7) In an audiotape called "La femme musulmane, réalités et espoir" (The Muslim woman, realities and hope") Ramadan takes position against mixed swimming pools : "According to islam, I can't see how you can go to places like that."

8) In the same audiotape he declared his hostility to feminism and women's liberation : "We are not going to enter in the logic which unfolded itself in the European countries where women have struggled and became feminists. Against who ? against men."

9) In the same audiotape he took position against flirt and sex before marriage. A young Muslim woman asked him : "I have a boyfriend. Until where can we go without going too far ?" TR answered her "You already gone too far."

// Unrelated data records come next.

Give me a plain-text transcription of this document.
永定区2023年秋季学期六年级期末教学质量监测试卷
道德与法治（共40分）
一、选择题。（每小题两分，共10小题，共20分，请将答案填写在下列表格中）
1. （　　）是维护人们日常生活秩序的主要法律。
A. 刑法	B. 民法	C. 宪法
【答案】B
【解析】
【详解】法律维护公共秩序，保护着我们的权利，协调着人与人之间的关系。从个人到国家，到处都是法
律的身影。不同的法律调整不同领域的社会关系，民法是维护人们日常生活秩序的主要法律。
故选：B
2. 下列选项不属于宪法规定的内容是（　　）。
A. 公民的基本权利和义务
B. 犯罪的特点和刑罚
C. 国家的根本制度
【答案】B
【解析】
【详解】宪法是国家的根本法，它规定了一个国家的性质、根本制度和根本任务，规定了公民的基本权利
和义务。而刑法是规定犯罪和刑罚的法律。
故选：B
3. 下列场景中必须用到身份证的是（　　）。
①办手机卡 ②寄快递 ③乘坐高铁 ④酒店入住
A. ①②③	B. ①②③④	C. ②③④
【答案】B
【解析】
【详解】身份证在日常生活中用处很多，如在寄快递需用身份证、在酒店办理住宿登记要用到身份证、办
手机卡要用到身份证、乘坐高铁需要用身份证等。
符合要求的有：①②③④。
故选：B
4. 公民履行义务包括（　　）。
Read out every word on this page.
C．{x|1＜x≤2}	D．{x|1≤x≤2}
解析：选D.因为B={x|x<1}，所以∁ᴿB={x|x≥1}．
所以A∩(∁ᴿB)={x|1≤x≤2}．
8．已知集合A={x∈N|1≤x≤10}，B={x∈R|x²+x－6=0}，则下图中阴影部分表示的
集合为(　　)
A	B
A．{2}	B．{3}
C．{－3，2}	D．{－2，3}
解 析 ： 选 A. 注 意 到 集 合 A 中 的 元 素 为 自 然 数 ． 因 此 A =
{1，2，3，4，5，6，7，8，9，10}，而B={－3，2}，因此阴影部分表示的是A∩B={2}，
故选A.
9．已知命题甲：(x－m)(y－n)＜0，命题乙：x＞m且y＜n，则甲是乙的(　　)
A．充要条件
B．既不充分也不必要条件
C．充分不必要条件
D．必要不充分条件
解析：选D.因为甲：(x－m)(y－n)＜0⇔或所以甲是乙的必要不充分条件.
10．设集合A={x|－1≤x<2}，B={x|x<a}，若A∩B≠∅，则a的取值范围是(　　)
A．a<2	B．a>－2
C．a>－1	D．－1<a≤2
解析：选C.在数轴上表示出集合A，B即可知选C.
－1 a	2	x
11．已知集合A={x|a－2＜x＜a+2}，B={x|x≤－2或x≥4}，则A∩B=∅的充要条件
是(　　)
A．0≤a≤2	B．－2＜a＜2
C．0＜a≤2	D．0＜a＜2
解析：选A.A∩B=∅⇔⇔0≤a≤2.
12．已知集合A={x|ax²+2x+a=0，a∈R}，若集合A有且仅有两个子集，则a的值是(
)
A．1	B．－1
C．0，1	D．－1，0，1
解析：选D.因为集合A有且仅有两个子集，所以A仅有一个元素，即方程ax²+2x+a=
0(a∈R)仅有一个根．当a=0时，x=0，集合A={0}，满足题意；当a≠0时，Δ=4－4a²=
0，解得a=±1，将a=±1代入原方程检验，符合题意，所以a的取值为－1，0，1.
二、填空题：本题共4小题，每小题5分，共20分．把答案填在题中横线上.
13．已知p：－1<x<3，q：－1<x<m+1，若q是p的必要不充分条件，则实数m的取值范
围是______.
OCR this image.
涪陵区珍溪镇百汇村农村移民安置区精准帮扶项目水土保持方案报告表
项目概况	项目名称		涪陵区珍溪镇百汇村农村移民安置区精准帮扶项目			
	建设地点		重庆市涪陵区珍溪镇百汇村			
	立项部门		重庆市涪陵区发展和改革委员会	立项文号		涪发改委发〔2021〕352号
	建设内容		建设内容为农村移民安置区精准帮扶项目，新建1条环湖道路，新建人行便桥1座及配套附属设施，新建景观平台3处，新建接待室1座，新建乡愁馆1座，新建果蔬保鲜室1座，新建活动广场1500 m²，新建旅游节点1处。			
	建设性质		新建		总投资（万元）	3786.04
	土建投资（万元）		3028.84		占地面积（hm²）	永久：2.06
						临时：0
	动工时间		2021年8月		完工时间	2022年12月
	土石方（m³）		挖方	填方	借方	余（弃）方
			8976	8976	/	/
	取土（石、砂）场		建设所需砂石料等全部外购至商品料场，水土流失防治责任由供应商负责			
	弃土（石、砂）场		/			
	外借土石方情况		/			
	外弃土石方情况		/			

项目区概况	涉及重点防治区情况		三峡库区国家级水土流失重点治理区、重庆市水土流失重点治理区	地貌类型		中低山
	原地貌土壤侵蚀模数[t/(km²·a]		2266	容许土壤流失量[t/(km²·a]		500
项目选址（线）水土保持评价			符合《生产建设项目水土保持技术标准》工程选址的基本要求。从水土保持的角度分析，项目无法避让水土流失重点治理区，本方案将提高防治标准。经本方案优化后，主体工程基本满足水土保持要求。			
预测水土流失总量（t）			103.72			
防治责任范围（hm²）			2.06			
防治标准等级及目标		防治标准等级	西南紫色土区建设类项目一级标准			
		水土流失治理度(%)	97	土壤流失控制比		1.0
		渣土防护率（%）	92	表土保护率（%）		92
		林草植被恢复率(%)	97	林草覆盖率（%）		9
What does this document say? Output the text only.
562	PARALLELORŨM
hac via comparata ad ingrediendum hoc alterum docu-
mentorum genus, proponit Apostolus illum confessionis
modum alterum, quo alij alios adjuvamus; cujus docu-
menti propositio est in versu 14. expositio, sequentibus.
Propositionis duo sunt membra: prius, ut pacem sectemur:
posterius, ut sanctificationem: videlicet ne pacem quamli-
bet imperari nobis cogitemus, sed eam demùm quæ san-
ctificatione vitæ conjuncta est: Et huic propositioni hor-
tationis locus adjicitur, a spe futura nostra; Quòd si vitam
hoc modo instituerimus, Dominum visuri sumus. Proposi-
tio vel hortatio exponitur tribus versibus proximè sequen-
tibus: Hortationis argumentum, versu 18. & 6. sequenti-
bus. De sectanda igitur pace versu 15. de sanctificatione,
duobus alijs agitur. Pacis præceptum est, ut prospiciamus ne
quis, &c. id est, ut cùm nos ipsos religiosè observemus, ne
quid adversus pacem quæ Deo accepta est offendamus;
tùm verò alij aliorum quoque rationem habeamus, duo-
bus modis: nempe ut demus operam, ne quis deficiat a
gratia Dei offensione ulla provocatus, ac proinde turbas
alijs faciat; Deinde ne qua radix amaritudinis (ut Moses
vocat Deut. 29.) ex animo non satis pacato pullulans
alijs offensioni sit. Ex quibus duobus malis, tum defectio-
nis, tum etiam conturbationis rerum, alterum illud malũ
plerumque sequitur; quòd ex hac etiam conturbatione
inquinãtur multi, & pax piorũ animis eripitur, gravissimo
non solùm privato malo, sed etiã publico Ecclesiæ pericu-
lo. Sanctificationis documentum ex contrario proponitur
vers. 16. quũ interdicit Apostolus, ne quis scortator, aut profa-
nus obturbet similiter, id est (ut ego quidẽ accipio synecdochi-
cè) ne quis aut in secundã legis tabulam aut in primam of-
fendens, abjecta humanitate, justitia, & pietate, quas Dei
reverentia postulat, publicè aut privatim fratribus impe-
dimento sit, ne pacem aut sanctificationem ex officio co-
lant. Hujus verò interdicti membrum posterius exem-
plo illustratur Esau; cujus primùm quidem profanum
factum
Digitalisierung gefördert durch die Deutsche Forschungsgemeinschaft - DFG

10) In a book called "Peut-on vivre avec l'islam ? Le choc de la religion musulmane et des sociétés laiques et chrétiennes" (Can we live with islam ? The shock between Muslim religion and secular and christian societies") he wrote that "a Muslim man can marry a Christian or Jewish woman" but "the reverse is not possible because a Muslim woman can't marry a man from another religion".

11) In the same book Ramadan opposed homosexuality : "Homosexuality is not allowed in Islam and its public legislation, like it is practiced in Europe ; it can not been admitted in Islam neither on the social level, neither in marriage, neither under any form. There is here a limit about the expression of the norm which applies to the social and public space."

12) In the same book he opposed divorce : "Divorce is, among the permitted things, the one God hates most".

13) In 2002 he wrote a preface to "Musulmane tout simplement" (Simply Muslim) a book from Asma Lamrabet in which she says that the Western world can't criticize polygamy because "many men have one, two or three mistresses in western societies". In the same book Asma Lamrabet writes that husbands should give their wifes a "light slap" ("une tape légère") because " many women become hysterical when they quarrel with their husband".

Y.C.
All the quotations are taken from "Tariq Ramadan dévoilé", by Lionel Favrot, livre-supplément à Lyon Mag, september 2004

Submitted by Anonymous (not verified) on Sun, 24/10/2004 - 16:47

Why call for a no-platform on Tariq Ramadan, who may well be more reactionary than he appears on the surface but who has little or no influence over British political affairs? You made no such efforts over Ken Livingstone, who part-organised the event, yet who is a politician of national profile and power who has said as recently as this past summer that he would cross picket lines organised by unionised workers on the London Underground?